Myself, I'd love to get the deluxe collector's editions with bonus features reprints they've been doing, but those cost about 40 euros last I checked, and then there's shipping from France…

Anyway, to continue the vein of Greco-Roman recreation, read Jo Graham's Hand of Isis, a Cleopatra retelling in much the same vein as Black Ships.

This is where the Mists of Avalon comparison really begins to make sense, since like MZB's Avalon series, there's apparently a whole bunch of reincarnation going on, with people being connected by past lives which they don't remember, caught up in grand mythical cycles that replay themselves in slightly altered states with somewhat altered players.

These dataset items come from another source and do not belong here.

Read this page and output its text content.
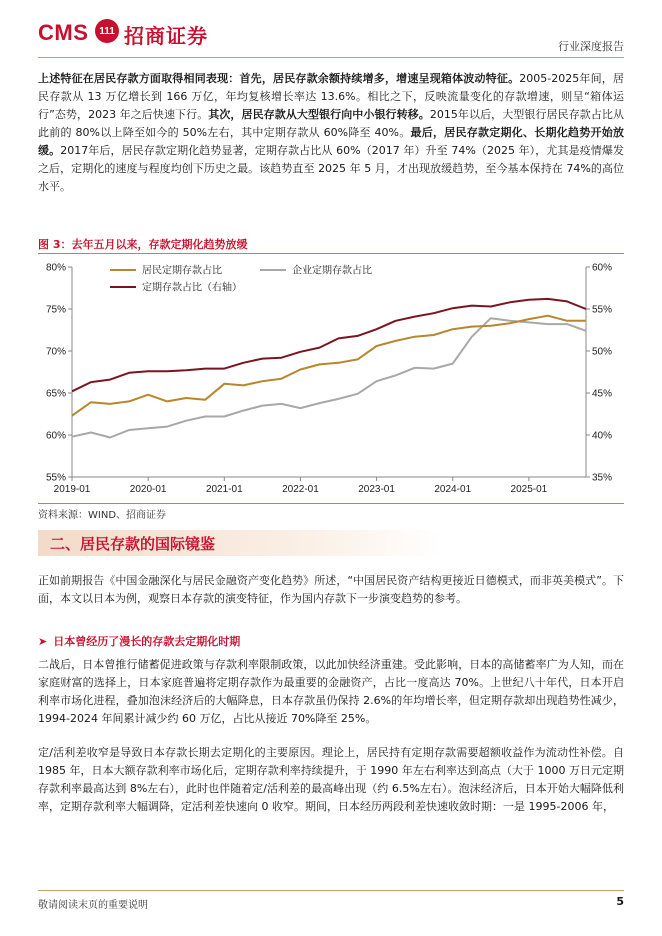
CMS	111 招商证券	行业深度报告
上述特征在居民存款方面取得相同表现：首先，居民存款余额持续增多，增速呈现箱体波动特征。2005-2025年间，居民存款从 13 万亿增长到 166 万亿，年均复核增长率达 13.6%。相比之下，反映流量变化的存款增速，则呈“箱体运行”态势，2023 年之后快速下行。其次，居民存款从大型银行向中小银行转移。2015年以后，大型银行居民存款占比从此前的 80%以上降至如今的 50%左右，其中定期存款从 60%降至 40%。最后，居民存款定期化、长期化趋势开始放缓。2017年后，居民存款定期化趋势显著，定期存款占比从 60%（2017 年）升至 74%（2025 年），尤其是疫情爆发之后，定期化的速度与程度均创下历史之最。该趋势直至 2025 年 5 月，才出现放缓趋势，至今基本保持在 74%的高位水平。
图 3：去年五月以来，存款定期化趋势放缓
55%
60%
65%
70%
75%
80%
35%
40%
45%
50%
55%
60%
2019-01	2020-01	2021-01	2022-01	2023-01	2024-01	2025-01
居民定期存款占比	企业定期存款占比
定期存款占比（右轴）
资料来源：WIND、招商证券
二、居民存款的国际镜鉴
正如前期报告《中国金融深化与居民金融资产变化趋势》所述，“中国居民资产结构更接近日德模式，而非英美模式”。下面，本文以日本为例，观察日本存款的演变特征，作为国内存款下一步演变趋势的参考。
➤ 日本曾经历了漫长的存款去定期化时期
二战后，日本曾推行储蓄促进政策与存款利率限制政策，以此加快经济重建。受此影响，日本的高储蓄率广为人知，而在家庭财富的选择上，日本家庭普遍将定期存款作为最重要的金融资产，占比一度高达 70%。上世纪八十年代，日本开启利率市场化进程，叠加泡沫经济后的大幅降息，日本存款虽仍保持 2.6%的年均增长率，但定期存款却出现趋势性减少，1994-2024 年间累计减少约 60 万亿，占比从接近 70%降至 25%。
定/活利差收窄是导致日本存款长期去定期化的主要原因。理论上，居民持有定期存款需要超额收益作为流动性补偿。自 1985 年，日本大额存款利率市场化后，定期存款利率持续提升，于 1990 年左右利率达到高点（大于 1000 万日元定期存款利率最高达到 8%左右），此时也伴随着定/活利差的最高峰出现（约 6.5%左右）。泡沫经济后，日本开始大幅降低利率，定期存款利率大幅调降，定活利差快速向 0 收窄。期间，日本经历两段利差快速收敛时期：一是 1995-2006 年，
敬请阅读末页的重要说明	5
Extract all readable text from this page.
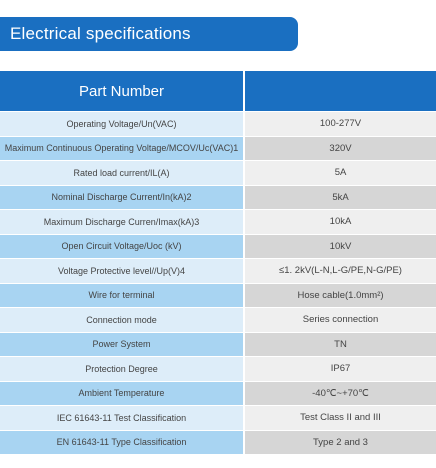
Electrical specifications
Part Number
Operating Voltage/Un(VAC)	100-277V
Maximum Continuous Operating Voltage/MCOV/Uc(VAC)1	320V
Rated load current/IL(A)	5A
Nominal Discharge Current/In(kA)2	5kA
Maximum Discharge Curren/Imax(kA)3	10kA
Open Circuit Voltage/Uoc (kV)	10kV
Voltage Protective level//Up(V)4	≤1. 2kV(L-N,L-G/PE,N-G/PE)
Wire for terminal	Hose cable(1.0mm²)
Connection mode	Series connection
Power System	TN
Protection Degree	IP67
Ambient Temperature	-40℃~+70℃
IEC 61643-11 Test Classification	Test Class II and III
EN 61643-11 Type Classification	Type 2 and 3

Once again, the POV narrator Charmian is an oracular character, but this time she's untrained and only gets occasional prophetic flashes. Graham uses the harem notion to give Cleopatra two supporting half-sisters who work to protect her throughout her perilous ascension to power.

I rather liked this one, though not quite as much as Black Ships*. It was an interesting take on the Antony/Cleopatra/Caesar story, that was done specifically to be more sympathetic to Cleopatra, as Graham points out in her afterword that most period accounts of whom were written by her enemies.

Mind you, my impression of Cleopatra is indelibly shaped by Asterix and Cleopatra†, which presented her as a fairly competent ruler with "a very bad temper but a very pretty nose" who was more than a match for Caesar, rather than the scheming hanger-on with no impulse control who lucked into hanging on to the Great Man's toga-tails that an unfortunate number of high-profile modern portrayals have painted her as‡.

Highly recommended for people who like new takes on old stories having to do with ancient Greco-Roman culture and giving them a magical realism twist as well as a touch of humanization to grand historical figures. Once again, this comes with excellent extras in the form of author's historical notes and explanations, glossary of terms, bibliography for further reading, author interview and reading group guide.

It's a shame Orbit is an Agency imprint even in Canada, because if these were reasonably priced and couponable, I'd snap them up. As it is, I'll wait and see if they make it one of their Orbital Book Drop special promotions titles and in them meantime support the author by requesting her books at the library.

* Although this one does have the bonus of catering to my view that love triangles where the parties really do care for and respect and desire each other should end resolve themselves as threesomes.

† The bande déssinée, not the live-action version, though I should rewatch the animated adaptation sometime. And you should too, if only for the awesome sequence at the start where they explain how the film would look if they did it in Egyptian hieroglyphic dialogue.

‡ Y HELO THAR, Colleen McCullough. Though maybe she made up for that in Antony and Cleopatra, which I haven't read.